Aug 21 2008
I almost think it’s time to create a new blog called “Security Stupidity”. The latest issue to catch my eye is Apple’s “it’s not a security problem because nobody noticed” declaration; Michael Arrington has pointed out that Apple has made it easy for someone to enumerate the me.com and mac.com email address range by making public folders that use the same name as the email address. I’m sure I can think of several dozen people who presented at Defcon a couple of weeks ago who could do this in a matter of hours.
Michael Arrington has this one dead to rights: the bad guys have probably already figured this one out and are taking advantage of it as you’re reading this. There’s no way to remove an account name from this list, which means that Apple has no way of fixing this information leak without a major overhaul of their systems. I didn’t sign up for a me.com address before and now I’m glad.

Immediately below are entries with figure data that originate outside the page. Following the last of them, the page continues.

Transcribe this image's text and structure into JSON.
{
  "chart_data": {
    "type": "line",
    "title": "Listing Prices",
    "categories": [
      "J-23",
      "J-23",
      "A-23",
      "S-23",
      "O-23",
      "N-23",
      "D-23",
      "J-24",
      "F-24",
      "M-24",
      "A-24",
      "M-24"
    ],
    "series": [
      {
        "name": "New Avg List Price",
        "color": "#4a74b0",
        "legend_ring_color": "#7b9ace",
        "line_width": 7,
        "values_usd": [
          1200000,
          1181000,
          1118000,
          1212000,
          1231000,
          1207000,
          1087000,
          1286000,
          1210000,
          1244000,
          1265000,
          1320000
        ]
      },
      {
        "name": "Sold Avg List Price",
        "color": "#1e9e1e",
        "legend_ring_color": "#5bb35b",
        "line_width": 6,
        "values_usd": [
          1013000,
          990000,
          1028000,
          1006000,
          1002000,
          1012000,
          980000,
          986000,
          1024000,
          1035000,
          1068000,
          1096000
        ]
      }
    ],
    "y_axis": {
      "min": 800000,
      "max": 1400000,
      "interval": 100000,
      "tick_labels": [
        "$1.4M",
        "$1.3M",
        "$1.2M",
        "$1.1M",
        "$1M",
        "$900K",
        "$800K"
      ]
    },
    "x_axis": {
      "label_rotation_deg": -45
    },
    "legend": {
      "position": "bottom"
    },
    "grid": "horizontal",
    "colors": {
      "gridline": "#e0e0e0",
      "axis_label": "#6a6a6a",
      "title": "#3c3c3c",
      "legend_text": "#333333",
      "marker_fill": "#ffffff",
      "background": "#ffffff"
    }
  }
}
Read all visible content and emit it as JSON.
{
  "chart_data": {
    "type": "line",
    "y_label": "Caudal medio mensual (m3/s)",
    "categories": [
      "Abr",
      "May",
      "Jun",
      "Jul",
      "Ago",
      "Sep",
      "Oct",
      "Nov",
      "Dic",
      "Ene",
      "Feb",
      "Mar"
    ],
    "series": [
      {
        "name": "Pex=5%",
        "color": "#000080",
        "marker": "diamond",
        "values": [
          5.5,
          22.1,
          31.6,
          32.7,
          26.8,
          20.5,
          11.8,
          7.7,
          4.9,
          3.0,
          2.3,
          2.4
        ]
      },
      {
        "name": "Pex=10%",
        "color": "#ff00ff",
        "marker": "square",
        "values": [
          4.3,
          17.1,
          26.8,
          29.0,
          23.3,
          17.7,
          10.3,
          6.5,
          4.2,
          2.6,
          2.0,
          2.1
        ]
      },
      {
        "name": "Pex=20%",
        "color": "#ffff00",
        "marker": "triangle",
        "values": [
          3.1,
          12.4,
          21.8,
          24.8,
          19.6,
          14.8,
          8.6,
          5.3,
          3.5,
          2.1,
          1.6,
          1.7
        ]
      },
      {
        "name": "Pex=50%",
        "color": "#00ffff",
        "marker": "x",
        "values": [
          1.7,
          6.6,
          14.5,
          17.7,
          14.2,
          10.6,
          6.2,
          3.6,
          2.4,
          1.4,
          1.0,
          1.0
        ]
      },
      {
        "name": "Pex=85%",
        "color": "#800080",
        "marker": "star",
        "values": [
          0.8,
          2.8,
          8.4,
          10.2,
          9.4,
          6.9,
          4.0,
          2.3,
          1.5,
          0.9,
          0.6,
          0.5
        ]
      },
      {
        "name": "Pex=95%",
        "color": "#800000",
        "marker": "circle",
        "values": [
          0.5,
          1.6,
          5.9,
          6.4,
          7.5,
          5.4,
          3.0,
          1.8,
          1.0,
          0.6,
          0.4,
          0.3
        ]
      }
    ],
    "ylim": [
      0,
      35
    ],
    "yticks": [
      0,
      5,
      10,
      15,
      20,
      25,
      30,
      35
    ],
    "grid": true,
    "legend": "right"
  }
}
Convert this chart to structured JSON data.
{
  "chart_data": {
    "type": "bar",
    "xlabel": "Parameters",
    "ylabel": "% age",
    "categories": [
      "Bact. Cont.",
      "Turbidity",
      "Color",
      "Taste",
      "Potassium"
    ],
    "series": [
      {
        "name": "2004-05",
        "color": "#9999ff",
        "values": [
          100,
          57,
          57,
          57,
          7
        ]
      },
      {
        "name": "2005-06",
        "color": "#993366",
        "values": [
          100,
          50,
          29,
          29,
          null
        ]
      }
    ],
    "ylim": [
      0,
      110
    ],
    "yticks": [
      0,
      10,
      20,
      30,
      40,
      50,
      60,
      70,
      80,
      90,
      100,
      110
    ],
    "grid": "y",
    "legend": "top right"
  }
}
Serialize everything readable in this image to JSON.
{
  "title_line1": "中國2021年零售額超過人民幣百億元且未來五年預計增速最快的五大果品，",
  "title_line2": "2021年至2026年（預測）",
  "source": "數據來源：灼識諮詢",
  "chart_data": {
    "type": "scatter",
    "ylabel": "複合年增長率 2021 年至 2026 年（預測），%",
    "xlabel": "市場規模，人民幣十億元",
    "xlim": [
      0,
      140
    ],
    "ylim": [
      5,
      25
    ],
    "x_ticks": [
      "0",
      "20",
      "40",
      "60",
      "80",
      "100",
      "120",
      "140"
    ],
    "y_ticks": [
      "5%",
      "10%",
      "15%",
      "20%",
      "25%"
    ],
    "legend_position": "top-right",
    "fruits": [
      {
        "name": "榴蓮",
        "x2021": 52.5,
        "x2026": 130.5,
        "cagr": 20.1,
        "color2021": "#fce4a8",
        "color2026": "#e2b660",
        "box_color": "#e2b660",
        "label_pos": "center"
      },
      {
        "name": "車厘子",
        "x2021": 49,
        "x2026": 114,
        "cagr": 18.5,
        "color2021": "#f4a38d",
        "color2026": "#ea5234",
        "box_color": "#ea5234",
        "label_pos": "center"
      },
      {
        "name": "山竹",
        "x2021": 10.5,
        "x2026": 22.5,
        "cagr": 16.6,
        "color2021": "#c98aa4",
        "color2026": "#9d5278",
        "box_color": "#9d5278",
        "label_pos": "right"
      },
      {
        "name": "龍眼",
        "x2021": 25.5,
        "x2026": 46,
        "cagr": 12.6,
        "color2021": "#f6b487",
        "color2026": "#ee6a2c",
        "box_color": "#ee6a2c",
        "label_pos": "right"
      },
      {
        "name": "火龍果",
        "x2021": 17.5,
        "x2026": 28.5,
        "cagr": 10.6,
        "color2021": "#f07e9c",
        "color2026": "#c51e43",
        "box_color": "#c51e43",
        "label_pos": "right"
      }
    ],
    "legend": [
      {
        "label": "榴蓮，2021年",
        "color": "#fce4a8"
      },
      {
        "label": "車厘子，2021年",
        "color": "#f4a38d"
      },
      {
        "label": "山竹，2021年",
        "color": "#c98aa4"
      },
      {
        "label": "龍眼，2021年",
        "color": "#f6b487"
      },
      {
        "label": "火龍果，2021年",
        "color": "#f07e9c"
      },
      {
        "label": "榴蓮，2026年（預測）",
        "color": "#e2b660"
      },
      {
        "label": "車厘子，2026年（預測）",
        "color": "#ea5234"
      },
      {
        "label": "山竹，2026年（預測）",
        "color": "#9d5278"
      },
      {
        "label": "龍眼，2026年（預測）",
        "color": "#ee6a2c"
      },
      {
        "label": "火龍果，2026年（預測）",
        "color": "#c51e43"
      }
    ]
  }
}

I hope you’re not using your me.com or mac.com addresses for anything major, because they’re about to become spam magnets. This is the real power of full disclosure: Michael Arrington tried to tell them, they didn’t do anything so he disclosed, now Apple is going to pay the consequences, along with everyone who owns one of these email accounts.
Rather than admitting they’re wrong and fixing the problem (if that’s even possible), Apple will probably continue to deny this is a problem. But once it becomes a widespread issue, they’ll probably still deny it and quietly step up their behind the scenes anti-spam efforts. And we all know how well that’ll work.